Provision of information held by Northumbria Police made under the Freedom of Information Act 2000 (the 'Act')
As you may be aware the purpose of the Act is to allow a general right of access to information held at the time of a request, by a Public Authority (including the Police), subject to certain limitations and exemptions.
You asked:
- How many complaints alleging the transmission of offensive material on social media platforms Facebook, Twitter, Instagram have you received?
- How many of these complaints were deemed to constitute a credible allegation of criminality and were therefore investigated?
- How many of these complaints resulted in a prosecution?
- How many of these complaints resulted in an alternative disposal under the criminal justice system?
- How many of the complaints referred to in question 1 were deemed not to constitute a credible allegation of criminality and were therefore shelved?
- How many of the complaints referred to in question 1 resulted in a record of the allegation being kept on your internal computer system?
- How many of the complaints referred to in question 1 were disclosed by yourselves in response to a DBS request for information about an individual?
After we sought clarity on a number of points in your request you advised:
Time period as data for every year for each year from 2015 to the most recent year for which the data is available.
By ‘complaint’ I mean a report, made by a member of the public, containing an allegation of criminality.
By ‘shelved’ I mean not proceeded with.
In Response:
We have now had the opportunity to fully consider your request and I provide a response for your attention.
Information Commissioners Office (ICO) guidelines state that:
A public authority must confirm or deny whether it holds the information requested unless the cost of this alone would exceed the appropriate limit.
I can neither confirm nor deny that the information you require is held by Northumbria Police as to actually determine if it is held would exceed the permitted 18 hours therefore Section 12(2) of the Freedom of Information Act would apply. This section does not oblige a public authority to comply with a request for information if the authority estimated that the cost of complying with the request would exceed the appropriate limit of 18 hours, equating to £450.00
You should consider this to be a refusal notice under Section 17 of the Act for your request.
I have set out the reasons for this below.
The information requested is not held centrally nor is it held in a format that allows its extraction within the 18 hour time threshold.
Initial searches of incidents for the current financial year were made for the keywords "facebook" "twitter" and "instagram". These searches brought back in excess of 2490 results. Each of those returns would need to be manually reviewed to establish if any related to point 1 of this request, that is complaints alleging the transmission of offensive material. This cannot be achieved within the allocated 18 hours and has been assessed as far exceeding 124 hours for point 1 for a one year period alone. Significant further time would then be needed to offer a response to the remainder of this submission.
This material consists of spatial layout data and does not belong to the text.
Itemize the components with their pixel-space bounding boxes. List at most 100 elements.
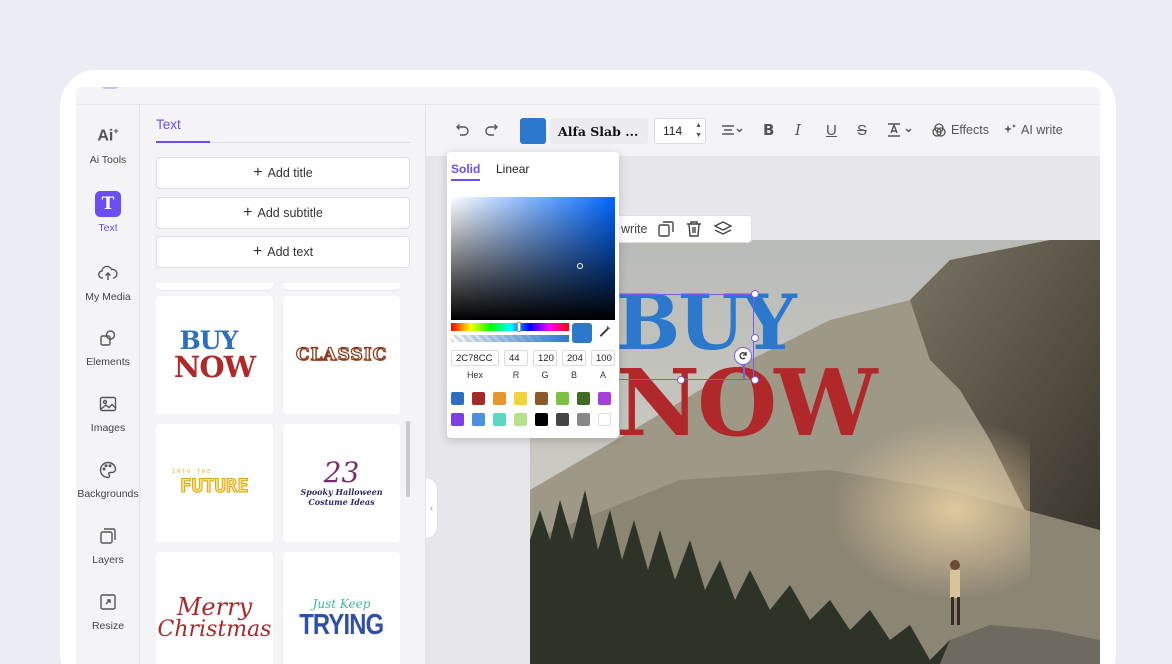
saturation-value-area[interactable]: [451, 197, 615, 320]
ai-write-label: AI write: [1021, 123, 1063, 137]
align-icon: [722, 125, 743, 135]
template-into-the-future[interactable]: INTO THE FUTURE: [156, 424, 273, 542]
template-spooky-halloween[interactable]: 23 Spooky Halloween Costume Ideas: [283, 424, 400, 542]
palette-swatch[interactable]: [535, 392, 548, 405]
rail-item-backgrounds[interactable]: Backgrounds: [76, 457, 140, 513]
plus-icon: +: [252, 243, 263, 260]
add-title-button[interactable]: + Add title: [156, 157, 410, 189]
shapes-icon: [95, 325, 121, 351]
resize-handle[interactable]: [677, 376, 685, 384]
palette-swatch[interactable]: [472, 392, 485, 405]
palette-swatch[interactable]: [493, 413, 506, 426]
resize-handle[interactable]: [751, 290, 759, 298]
palette-swatch[interactable]: [493, 392, 506, 405]
r-field[interactable]: 44: [504, 350, 528, 366]
alpha-slider[interactable]: [451, 335, 569, 342]
color-knob[interactable]: [577, 263, 583, 269]
color-picker-popup: Solid Linear 2C78CC 44 120 204 100 Hex R…: [447, 152, 619, 438]
chevron-left-icon: ‹: [429, 502, 434, 514]
add-title-label: Add title: [267, 166, 313, 180]
rail-item-ai-tools[interactable]: Ai+ Ai Tools: [76, 123, 140, 179]
tab-linear[interactable]: Linear: [496, 162, 529, 176]
layers-order-icon[interactable]: [713, 220, 733, 238]
template-text-classic: CLASSIC: [295, 344, 388, 365]
add-subtitle-button[interactable]: + Add subtitle: [156, 197, 410, 229]
palette-swatch[interactable]: [514, 413, 527, 426]
g-field[interactable]: 120: [533, 350, 557, 366]
template-merry-christmas[interactable]: Merry Christmas: [156, 552, 273, 664]
strikethrough-button[interactable]: S: [857, 117, 867, 143]
text-color-button[interactable]: [520, 118, 546, 144]
template-buy-now[interactable]: BUY NOW: [156, 296, 273, 414]
template-text-future: FUTURE: [180, 475, 250, 498]
palette-swatch[interactable]: [451, 413, 464, 426]
duplicate-icon[interactable]: [657, 220, 675, 238]
font-size-stepper[interactable]: ▲ ▼: [695, 121, 702, 141]
resize-handle[interactable]: [751, 376, 759, 384]
palette-swatch[interactable]: [577, 392, 590, 405]
tab-solid[interactable]: Solid: [451, 162, 480, 176]
ai-write-button[interactable]: AI write: [1003, 117, 1063, 143]
tab-text[interactable]: Text: [156, 117, 181, 132]
align-button[interactable]: [720, 117, 744, 143]
template-card-partial: [156, 283, 273, 291]
palette-swatch[interactable]: [535, 413, 548, 426]
effects-button[interactable]: Effects: [931, 117, 989, 143]
underline-button[interactable]: U: [826, 117, 837, 143]
canvas-area: Alfa Slab ... 114 ▲ ▼ B I U S Effects AI …: [426, 105, 1100, 664]
text-case-button[interactable]: [886, 117, 916, 143]
bold-icon: B: [763, 121, 775, 139]
trash-icon[interactable]: [685, 220, 703, 238]
font-size-input[interactable]: 114 ▲ ▼: [654, 118, 706, 144]
add-text-button[interactable]: + Add text: [156, 236, 410, 268]
panel-collapse-handle[interactable]: ‹: [426, 477, 438, 539]
hue-slider[interactable]: [451, 322, 569, 332]
strikethrough-icon: S: [857, 121, 868, 139]
hex-field[interactable]: 2C78CC: [451, 350, 499, 366]
panel-scrollbar[interactable]: [406, 421, 410, 497]
a-field[interactable]: 100: [591, 350, 615, 366]
font-family-select[interactable]: Alfa Slab ...: [550, 118, 648, 144]
rail-item-layers[interactable]: Layers: [76, 523, 140, 579]
rail-item-resize[interactable]: Resize: [76, 589, 140, 645]
redo-icon: [485, 124, 498, 136]
sparkle-icon: [1004, 124, 1016, 133]
template-text-23: 23: [323, 456, 360, 489]
template-text-christmas: Christmas: [157, 617, 272, 642]
palette-swatch[interactable]: [598, 413, 611, 426]
selection-box[interactable]: [608, 290, 759, 384]
resize-handle[interactable]: [751, 334, 759, 342]
add-text-label: Add text: [267, 245, 314, 259]
b-field[interactable]: 204: [562, 350, 586, 366]
hue-knob[interactable]: [517, 322, 521, 332]
italic-icon: I: [795, 121, 801, 139]
template-card-partial: [283, 283, 400, 291]
rail-item-text[interactable]: T Text: [76, 191, 140, 247]
rotate-handle[interactable]: [734, 347, 752, 365]
solid-tab-underline: [451, 179, 480, 181]
template-classic[interactable]: CLASSIC: [283, 296, 400, 414]
ai-write-context-button[interactable]: write: [621, 222, 647, 236]
italic-button[interactable]: I: [795, 117, 801, 143]
undo-button[interactable]: [452, 117, 470, 143]
eyedropper-icon[interactable]: [599, 325, 611, 340]
rail-item-images[interactable]: Images: [76, 391, 140, 447]
template-text-trying: TRYING: [299, 608, 384, 641]
palette-swatch[interactable]: [514, 392, 527, 405]
palette-swatch[interactable]: [598, 392, 611, 405]
bold-button[interactable]: B: [763, 117, 774, 143]
palette-swatch[interactable]: [577, 413, 590, 426]
palette-swatch[interactable]: [472, 413, 485, 426]
palette-swatch[interactable]: [556, 392, 569, 405]
a-label: A: [599, 370, 606, 380]
palette-swatch[interactable]: [451, 392, 464, 405]
text-style-icon: [888, 123, 912, 137]
rail-item-my-media[interactable]: My Media: [76, 260, 140, 316]
redo-button[interactable]: [484, 117, 502, 143]
rail-item-elements[interactable]: Elements: [76, 325, 140, 381]
palette-swatch[interactable]: [556, 413, 569, 426]
template-just-keep-trying[interactable]: Just Keep TRYING: [283, 552, 400, 664]
rotate-handle-line: [743, 365, 745, 380]
rail-label: My Media: [85, 291, 131, 303]
plus-icon: +: [253, 164, 263, 181]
As the remaining questions rely on point being extracted no points of this request can be provided. Section 12 is therefore applicable.
When applying Section 12 exemption our duty to assist under Section 16 of the Act would normally entail that we contact you to determine whether it is possible to refine the scope of your request to bring it within the cost limits. However, from the information we have outlined above I see no reasonable way in which we can do so.